In a 2021 study from the Nirit Bernstein lab, the first of its kind in this subject/plant, Danziger & Bernstein address the issue of the effect that plant architecture manipulation has on cannabinoid production and standardisation. In the study, the authors tested the following hypothesis; ‘reproductive development and metabolism in cannabis will be altered by plant architecture modulation treatments. If the new generated plant architecture will decrease the variability of the microclimate in and around the plant, it is possible that the secondary metabolites profile throughout the plant will be more uniform.’.
The authors set up a series of straightforward experiments to check this theory, taking two cultivars and applying seven different techniques (Defoliation, Single Prune (topped), Double Prune (topped twice), Primary Branches Removed, Secondary Branches Removed, Bottom 3rd Stripped (all leaves and secondary branches removed), and Bottom 3rd Stripped + Defoliation) to compare to the untouched control plants and measuring the cannabinoid output from each.
The results bring a mix of expected and unexpected outcomes. In line with commonly recited growing rhetoric, all the architectural manipulations resulted in less varied cannabinoid concentrations in the lower parts of the plants, meaning there is improved uniformity over the plant. Findings which may be more surprising to some readers include cannabinoid-specific changes dependant on the cultivar and technique dependant, and, that putting variation aside, the overall changes in total concentrations were very subtle with one exception – primary branch removal which reduced both the yield and cannabinoid concentrations.
The authors scored uniformity for each of the measured cannabinoids and marked the variation from the plant average. This again showed that all techniques except primary branch removal improved uniformity, but to different degrees for each cannabinoid – and again, this was cultivar-specific. This is best summarised by the following statement: increases to improve the standardisation of cannabinoids is achieved by managing the microclimate to allow increased cannabinoid production at the lower parts of the plant.
The publication also showed that individual cannabinoids varied in concentration depending on how the plant was manipulated. The wider implications are that fine-tuning of the cultivation technique may be needed to reach the genetic potential of cannabinoid production. However, much more investigation is needed to understand this on a larger scale and with other cultivars, including CBG, CBD, THCV and balanced ratios etc.
If the manipulation technique redirects the secondary metabolism in measurable ways, it is possible that other minor cannabinoid-dominant cultivars will respond in an equal or greater way.
Of course, if cultivators achieve good results contrary to the above information, this is by no means a call for them to change – this is simply a part of the cannabis cultivation revolution, which, although has been going on for many years, is now starting to build great momentum..

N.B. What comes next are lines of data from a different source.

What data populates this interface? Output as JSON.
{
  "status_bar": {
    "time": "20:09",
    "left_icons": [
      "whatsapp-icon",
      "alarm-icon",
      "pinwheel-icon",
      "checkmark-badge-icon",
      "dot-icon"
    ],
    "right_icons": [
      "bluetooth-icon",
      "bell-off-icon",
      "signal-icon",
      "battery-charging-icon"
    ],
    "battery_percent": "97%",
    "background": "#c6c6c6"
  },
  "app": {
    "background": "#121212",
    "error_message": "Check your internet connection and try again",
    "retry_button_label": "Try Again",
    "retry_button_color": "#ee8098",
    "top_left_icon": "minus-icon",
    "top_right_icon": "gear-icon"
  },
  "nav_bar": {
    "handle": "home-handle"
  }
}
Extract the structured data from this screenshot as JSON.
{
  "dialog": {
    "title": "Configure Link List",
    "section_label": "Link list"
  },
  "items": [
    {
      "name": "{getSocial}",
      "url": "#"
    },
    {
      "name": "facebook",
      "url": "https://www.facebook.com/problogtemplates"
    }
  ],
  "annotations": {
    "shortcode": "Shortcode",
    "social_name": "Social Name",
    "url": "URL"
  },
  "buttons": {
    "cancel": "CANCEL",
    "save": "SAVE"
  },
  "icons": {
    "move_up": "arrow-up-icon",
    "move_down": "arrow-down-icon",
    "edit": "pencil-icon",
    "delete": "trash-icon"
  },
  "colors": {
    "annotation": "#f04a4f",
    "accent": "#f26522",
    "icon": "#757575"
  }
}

For some time, the Frontiers in Plant Science journal has allowed scientists such as Dr Nirit Bernstein to publish research on the cannabis plant. As more and more publications come through, and more scientists receive funding and exposure, it is fair to expect a great deal of change in both the current understanding of the plant, and the directions we predict the industry will go in.
This will help shape the industry and the businesses which hold it up. Knowledge – and access to knowledge – is vital for sustaining a health industry, in any sector, not to mention one which traverses agriculture, medical, pharmaceutical, food and drink, and many more.